C'est l'interprète dans cette affaire. La police l'a écartée, la police a cru qu'elle avait commis un acte patriotique et bon. Nous ne pouvons pas aller à la police pour leur dire qu'ils sont coupables de”, a dit Haradinaj, soumet Periscopi.
Pas assez, des mois plus tard, Maxhun a été nommé chef de l'Agence de renseignement du Kosovo (AKI), après le renvoi de l'ancien chef Driton Gashi à cause de cette expulsion. Pendant ce temps, il a été décoré hier avec le “Médaille de Skenderbeut”.
En outre, un rapport de la Commission d ' enquête parlementaire dans le cas de l ' expulsion de citoyens turcs a fait état de 31 violations, qui ont été commises le 29 mars, date à laquelle des citoyens turcs ont été arrêtés et expulsés.
Le rapport a révélé plusieurs violations commises par la police du Kosovo au cours de cette opération pour arrêter et expulser des citoyens turcs :
La Direction des migrations et de l'assistance extérieure (DMH), relevant de la police du Kosovo, a émis des ordonnances de départ de six citoyens turcs, sans remplir aucune des conditions fixées par l'article 97, paragraphe 1, de la loi no 04/l-2019 pour les étrangers.
Certains fonctionnaires de police n'ont pas informé les citoyens turcs de leur droit à la protection juridique et de contacter les membres de leur famille. Cette omission constitue une violation du Code de procédure pénale no 04/L-23, de l'article 13, paragraphe 1, et de la Constitution de la République du Kosovo, de l'article 29, paragraphes 2 et 3.

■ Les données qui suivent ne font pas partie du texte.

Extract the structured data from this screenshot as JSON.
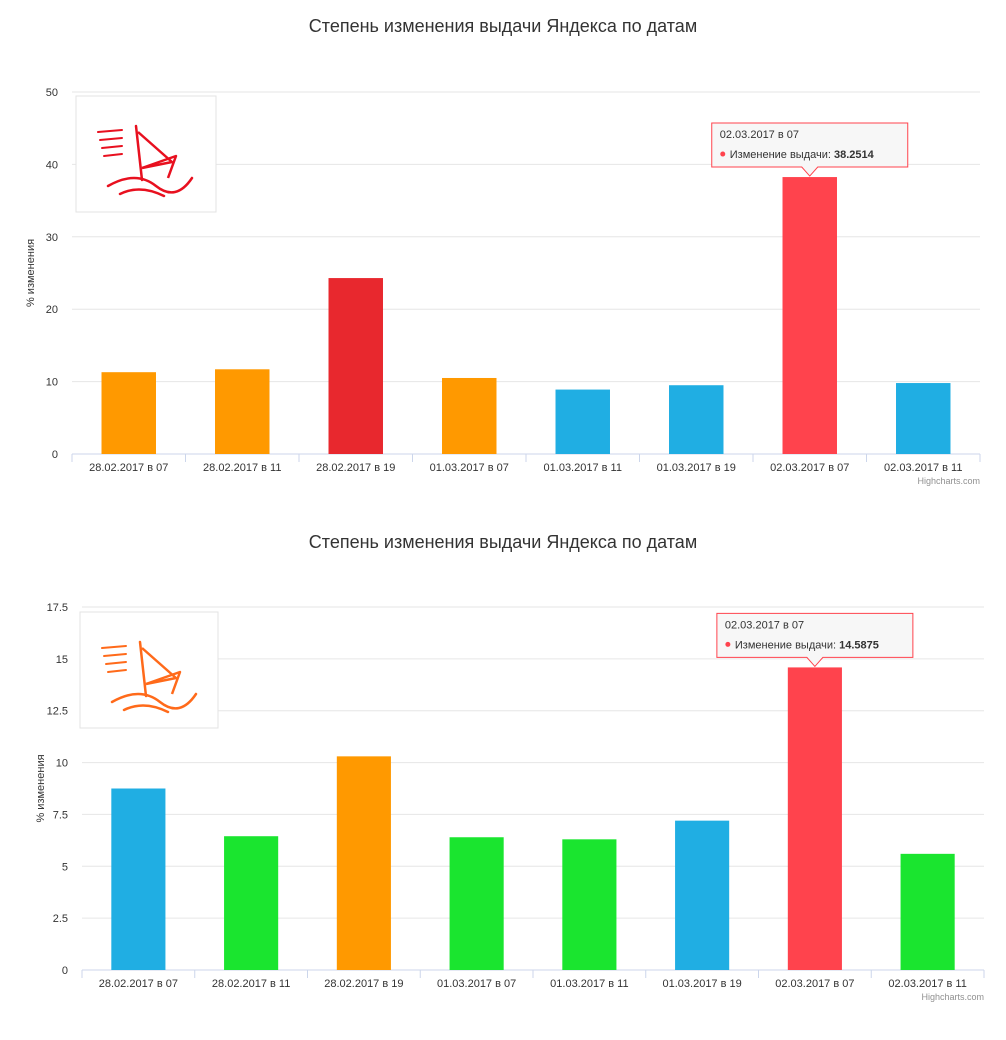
{
  "chart_data": [
    {
      "type": "bar",
      "title": "Степень изменения выдачи Яндекса по датам",
      "ylabel": "% изменения",
      "xlabel": "",
      "ylim": [
        0,
        50
      ],
      "yticks": [
        "0",
        "10",
        "20",
        "30",
        "40",
        "50"
      ],
      "ytick_values": [
        0,
        10,
        20,
        30,
        40,
        50
      ],
      "grid": true,
      "categories": [
        "28.02.2017 в 07",
        "28.02.2017 в 11",
        "28.02.2017 в 19",
        "01.03.2017 в 07",
        "01.03.2017 в 11",
        "01.03.2017 в 19",
        "02.03.2017 в 07",
        "02.03.2017 в 11"
      ],
      "values": [
        11.3,
        11.7,
        24.3,
        10.5,
        8.9,
        9.5,
        38.2514,
        9.8
      ],
      "colors": [
        "#ff9900",
        "#ff9900",
        "#e8282e",
        "#ff9900",
        "#20aee3",
        "#20aee3",
        "#ff434d",
        "#20aee3"
      ],
      "tooltip": {
        "date": "02.03.2017 в 07",
        "label": "Изменение выдачи:",
        "value": "38.2514",
        "index": 6
      },
      "credits": "Highcharts.com",
      "logo_color": "#e8101f"
    },
    {
      "type": "bar",
      "title": "Степень изменения выдачи Яндекса по датам",
      "ylabel": "% изменения",
      "xlabel": "",
      "ylim": [
        0,
        17.5
      ],
      "yticks": [
        "0",
        "2.5",
        "5",
        "7.5",
        "10",
        "12.5",
        "15",
        "17.5"
      ],
      "ytick_values": [
        0,
        2.5,
        5,
        7.5,
        10,
        12.5,
        15,
        17.5
      ],
      "grid": true,
      "categories": [
        "28.02.2017 в 07",
        "28.02.2017 в 11",
        "28.02.2017 в 19",
        "01.03.2017 в 07",
        "01.03.2017 в 11",
        "01.03.2017 в 19",
        "02.03.2017 в 07",
        "02.03.2017 в 11"
      ],
      "values": [
        8.75,
        6.45,
        10.3,
        6.4,
        6.3,
        7.2,
        14.5875,
        5.6
      ],
      "colors": [
        "#20aee3",
        "#1ae52f",
        "#ff9900",
        "#1ae52f",
        "#1ae52f",
        "#20aee3",
        "#ff434d",
        "#1ae52f"
      ],
      "tooltip": {
        "date": "02.03.2017 в 07",
        "label": "Изменение выдачи:",
        "value": "14.5875",
        "index": 6
      },
      "credits": "Highcharts.com",
      "logo_color": "#ff6a1a"
    }
  ]
}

D'autres fonctionnaires de police n'ont pas pris les mesures appropriées pour informer les citoyens turcs de leurs droits en turc, bien que ces fonctionnaires aient constaté de première main que certains citoyens turcs ne comprenaient pas l'albanais. Cela représente des violations de l'article 13, paragraphe 1. Code de procédure pénale et article 29, paragraphe 2. Et de la Constitution de la République du Kosovo.
Les agents de la police ont décidé de faciliter le contrôle aux frontières dans le cas de six citoyens turcs, même si les conditions légales de ces secours n'étaient pas remplies, définies aux paragraphes 1 et 2 de l'article 16 de la loi sur le contrôle aux frontières de l'État.
Les six citoyens turcs ont été arrêtés et expulsés par un avion des services de renseignements turcs le 29 mars dernier, quelques heures seulement après avoir été arrêtés par la police du Kosovo en coopération avec l'Agence de renseignement du Kosovo (AKI).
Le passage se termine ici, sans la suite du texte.